Who is Rob Piper? A Profile of the UN Special Adviser on Solutions to Internal Displacement
Rob Piper is an Australian national who has been appointed by the UN Secretary-General as his Special Adviser on Solutions to Internal Displacement in May 2022. He is tasked with leading the implementation of the Secretary-General’s Action Agenda on internal displacement, which aims to prevent, reduce and resolve the plight of millions of people who are forced to flee their homes within their own countries due to conflict, violence, disasters or human rights violations.
Mr. Piper has more than 30 years of experience in international development, humanitarian response and peacebuilding at the UN. He has served in various senior positions, including as head of the UN Development Coordination Office, Deputy Special Coordinator for the Middle East Peace Process, Regional Humanitarian Coordinator for the Sahel, and Resident and Humanitarian Coordinator for Nepal and the Occupied Palestinian Territory. He has also worked with UNFPA, UNDP and other UN entities in different regions and contexts.
As the Special Adviser, Mr. Piper leads a small team that works closely with other UN agencies, funds and programmes, as well as civil society, development partners, private sector and affected communities to advance solutions to internal displacement. He advocates for greater political commitment, investment and coordination to address the root causes and consequences of internal displacement, and to support the rights and needs of internally displaced persons (IDPs) and host communities.

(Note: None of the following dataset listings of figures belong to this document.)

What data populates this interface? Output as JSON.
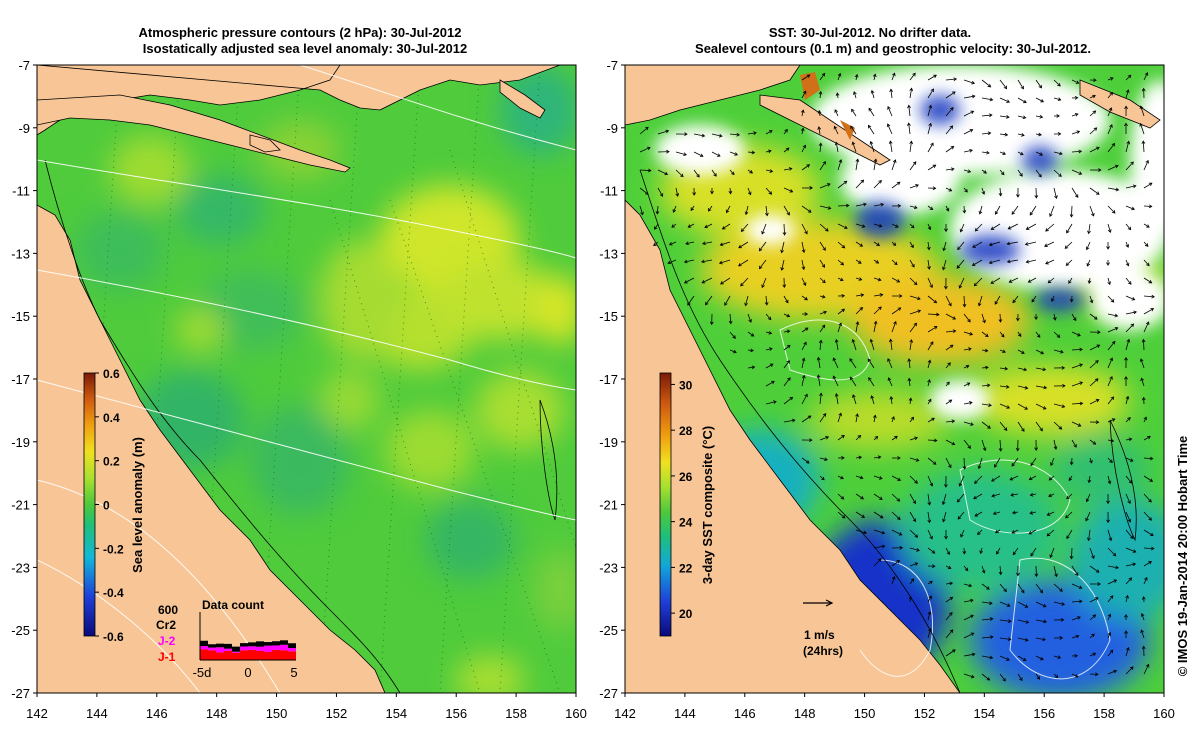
{
  "left_panel": {
    "title_line1": "Atmospheric pressure contours (2 hPa): 30-Jul-2012",
    "title_line2": "Isostatically adjusted sea level anomaly: 30-Jul-2012",
    "colorbar": {
      "label": "Sea level anomaly (m)",
      "ticks": [
        "0.6",
        "0.4",
        "0.2",
        "0",
        "-0.2",
        "-0.4",
        "-0.6"
      ],
      "range": [
        -0.6,
        0.6
      ]
    },
    "data_count": {
      "title": "Data count",
      "max_label": "600",
      "series_labels": [
        {
          "name": "Cr2",
          "color": "#000000"
        },
        {
          "name": "J-2",
          "color": "#ff00ff"
        },
        {
          "name": "J-1",
          "color": "#ff0000"
        }
      ],
      "x_ticks": [
        "-5d",
        "0",
        "5"
      ],
      "j1_counts": [
        220,
        200,
        160,
        190,
        150,
        200,
        210,
        190,
        170,
        210,
        200,
        180
      ],
      "j2_counts": [
        120,
        100,
        180,
        80,
        40,
        140,
        130,
        150,
        220,
        160,
        200,
        120
      ],
      "cr2_counts": [
        190,
        120,
        130,
        170,
        180,
        120,
        140,
        190,
        130,
        150,
        160,
        170
      ]
    }
  },
  "right_panel": {
    "title_line1": "SST: 30-Jul-2012. No drifter data.",
    "title_line2": "Sealevel contours (0.1 m) and geostrophic velocity: 30-Jul-2012.",
    "colorbar": {
      "label": "3-day SST composite (°C)",
      "ticks": [
        "30",
        "28",
        "26",
        "24",
        "22",
        "20"
      ],
      "range": [
        19,
        30.5
      ]
    },
    "scale_arrow": {
      "line1": "1 m/s",
      "line2": "(24hrs)"
    }
  },
  "axes": {
    "lat_ticks": [
      "-7",
      "-9",
      "-11",
      "-13",
      "-15",
      "-17",
      "-19",
      "-21",
      "-23",
      "-25",
      "-27"
    ],
    "lon_ticks": [
      "142",
      "144",
      "146",
      "148",
      "150",
      "152",
      "154",
      "156",
      "158",
      "160"
    ]
  },
  "credit": "© IMOS 19-Jan-2014 20:00 Hobart Time",
  "colors": {
    "land": "#f8c696",
    "ocean_mid": "#4ecf3a",
    "cloud": "#ffffff"
  }
}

Mr. Piper believes that solutions to internal displacement are not only possible, but also necessary and urgent. He stresses that internal displacement is not only a humanitarian challenge, but also a development and peacebuilding opportunity. He calls for a whole-of-society approach that involves all stakeholders and sectors in finding durable solutions that respect the dignity, agency and aspirations of IDPs.
Mr. Piper’s work is particularly relevant and urgent in the context of the COVID-19 pandemic, which has exacerbated the vulnerabilities and challenges faced by IDPs and host communities. The pandemic has also highlighted the need for more investment in prevention, preparedness and resilience to reduce the risk of future displacement crises.
According to the latest data from the Internal Displacement Monitoring Centre (IDMC), there were 55 million IDPs across the world at the end of 2020, 48 million as a result of conflict and violence, and 7 million as a result of disasters. In 2020 alone, conflict and disasters triggered 40.5 million new internal displacements across 149 countries and territories. More than half of these displacements were caused by disasters, mostly weather-related hazards such as storms and floods.
Internal displacement has significant social and economic impacts on individuals, communities and countries. More than 23 million people under the age of 18 were internally displaced worldwide, with significant impacts on their education. The global cost of one year of displacement was estimated at $20.5 billion in 2020, which includes the cost of providing IDPs with support for their housing, education, health and security, and accounts for their loss of income.
Mr. Piper stresses that addressing internal displacement is not only a moral duty, but also a smart investment that can yield multiple benefits for peace, development and human rights. He urges all stakeholders to join forces and take action to implement the Secretary-General’s Action Agenda on internal displacement, which provides a roadmap for achieving solutions by 2030.